I recently watched a Reason.TV program (and I use the term “reason” advisedly...) in which Reason magazine editor Nick Gillespie interviewed economist Walter Williams. The occasion was the publication of Williams’s memoirs.
In general, I admire Williams’s ideas. His biggest error is treating
punk-ass terrorists as some amalgam of Hitler, Tojo, and Mussolini who
warrant a full-scale “War on Terror” instead of being treated as the
criminals and thugs they are. By treating terrorists as so dangerous,
he and others who agree with him on this issue simply set the stage for
the all-out assault on our rights and freedom that has occurred (and
continues to occur) in the past decade.
In the interview, though, Gillespie asked Williams if he didn’t agree
that since he, Williams, had benefited so much from his tax-subsidized
college education that such a positive outcome for Williams justified
the establishment and continuation of such government programs.
Williams agreed that he might not have been able to afford to go to
college if he had had to pay the full tuition amount. The yearly
tuition then at Temple was $2000. At UCLA, it was $125-150 per year.
Still, he said, there should have been nor be such government subsidies.

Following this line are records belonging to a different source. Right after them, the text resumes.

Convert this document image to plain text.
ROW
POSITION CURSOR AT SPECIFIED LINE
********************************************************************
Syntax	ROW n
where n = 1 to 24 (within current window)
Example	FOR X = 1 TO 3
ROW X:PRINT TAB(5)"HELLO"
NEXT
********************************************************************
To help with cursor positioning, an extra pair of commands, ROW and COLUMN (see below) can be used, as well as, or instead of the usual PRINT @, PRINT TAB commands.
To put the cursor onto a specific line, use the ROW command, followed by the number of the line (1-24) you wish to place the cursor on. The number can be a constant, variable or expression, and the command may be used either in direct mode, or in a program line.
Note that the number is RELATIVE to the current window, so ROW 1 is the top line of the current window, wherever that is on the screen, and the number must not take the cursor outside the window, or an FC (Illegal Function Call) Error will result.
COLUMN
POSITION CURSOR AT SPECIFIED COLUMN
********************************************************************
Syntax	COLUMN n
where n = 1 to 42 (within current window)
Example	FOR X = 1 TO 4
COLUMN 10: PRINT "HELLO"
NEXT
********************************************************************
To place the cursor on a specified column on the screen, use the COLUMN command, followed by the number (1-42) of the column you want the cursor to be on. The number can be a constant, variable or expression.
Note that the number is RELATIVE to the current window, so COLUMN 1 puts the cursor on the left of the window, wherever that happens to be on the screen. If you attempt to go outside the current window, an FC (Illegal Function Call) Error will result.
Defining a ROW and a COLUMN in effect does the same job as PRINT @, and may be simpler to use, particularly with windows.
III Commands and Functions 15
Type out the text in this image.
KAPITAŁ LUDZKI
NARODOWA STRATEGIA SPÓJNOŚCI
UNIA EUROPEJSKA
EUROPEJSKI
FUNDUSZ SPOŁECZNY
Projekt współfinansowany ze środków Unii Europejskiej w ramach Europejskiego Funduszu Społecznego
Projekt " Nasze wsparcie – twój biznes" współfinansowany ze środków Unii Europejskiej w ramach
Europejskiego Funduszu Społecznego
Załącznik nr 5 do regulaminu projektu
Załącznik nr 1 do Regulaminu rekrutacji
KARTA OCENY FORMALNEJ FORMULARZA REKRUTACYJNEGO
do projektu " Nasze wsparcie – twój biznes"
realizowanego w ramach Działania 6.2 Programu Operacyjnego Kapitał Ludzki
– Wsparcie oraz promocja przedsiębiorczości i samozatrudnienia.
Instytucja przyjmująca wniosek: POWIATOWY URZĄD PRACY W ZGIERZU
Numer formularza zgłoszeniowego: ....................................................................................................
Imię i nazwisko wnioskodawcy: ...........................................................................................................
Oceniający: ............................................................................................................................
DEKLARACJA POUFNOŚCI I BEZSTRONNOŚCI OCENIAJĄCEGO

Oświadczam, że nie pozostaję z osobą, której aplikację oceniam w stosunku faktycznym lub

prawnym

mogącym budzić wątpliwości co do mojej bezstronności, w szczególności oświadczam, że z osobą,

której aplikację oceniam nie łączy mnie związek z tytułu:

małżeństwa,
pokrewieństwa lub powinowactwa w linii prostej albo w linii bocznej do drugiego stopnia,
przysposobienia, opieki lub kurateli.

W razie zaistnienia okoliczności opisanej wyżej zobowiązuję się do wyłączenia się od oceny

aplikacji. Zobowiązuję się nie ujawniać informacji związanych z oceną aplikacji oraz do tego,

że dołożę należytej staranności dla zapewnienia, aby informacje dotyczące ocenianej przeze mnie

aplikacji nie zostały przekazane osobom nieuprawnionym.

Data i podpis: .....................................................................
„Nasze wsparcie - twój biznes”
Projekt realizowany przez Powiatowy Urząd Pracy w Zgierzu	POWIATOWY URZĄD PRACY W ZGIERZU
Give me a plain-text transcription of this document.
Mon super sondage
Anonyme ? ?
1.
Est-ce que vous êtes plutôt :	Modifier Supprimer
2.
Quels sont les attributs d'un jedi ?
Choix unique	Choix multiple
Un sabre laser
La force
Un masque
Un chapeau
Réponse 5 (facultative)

It was obvious that Gillespie was not particularly happy with
Williams’s stance. He argued that over his professional college career,
Williams had paid far more in taxes than he had received in tuition
subsidies; that he would not have been able to do so without the
subsidized college education he had received. Williams countered that
the California taxpayers had not benefited from his taxes since he had
not worked in that state. He had ripped them off, for certain, when he
left.
Gillespie just wasn’t having it. But Williams persisted. He posed a
scenario where he robbed a person of $5000 to pay for his college
expenses but with the promise that someday he would pay him back. Such
a situation would still be robbery. That was, in essence, no different
than the State stealing the $5000 via small amounts of money taken from
a large number of citizens (taxes) then giving it to Williams.
From what I have observed, this is typical of Gillespie. He is, at his
core, an immoral person who wants “permission” to engage in his
evasions of morality all in the name of a nonexistent “pragmatism.”
This might well explain his open hostility to Ayn Rand, in particular,
and Objectivism, in general. Neither of these satisfy his desire to
make “exceptions” to freedom. This also probably is why Reason has degenerated to a wishy-washy rag unwilling to take a firm stand against statists and collectivists.
As the saying goes, with friends like this, who needs enemies?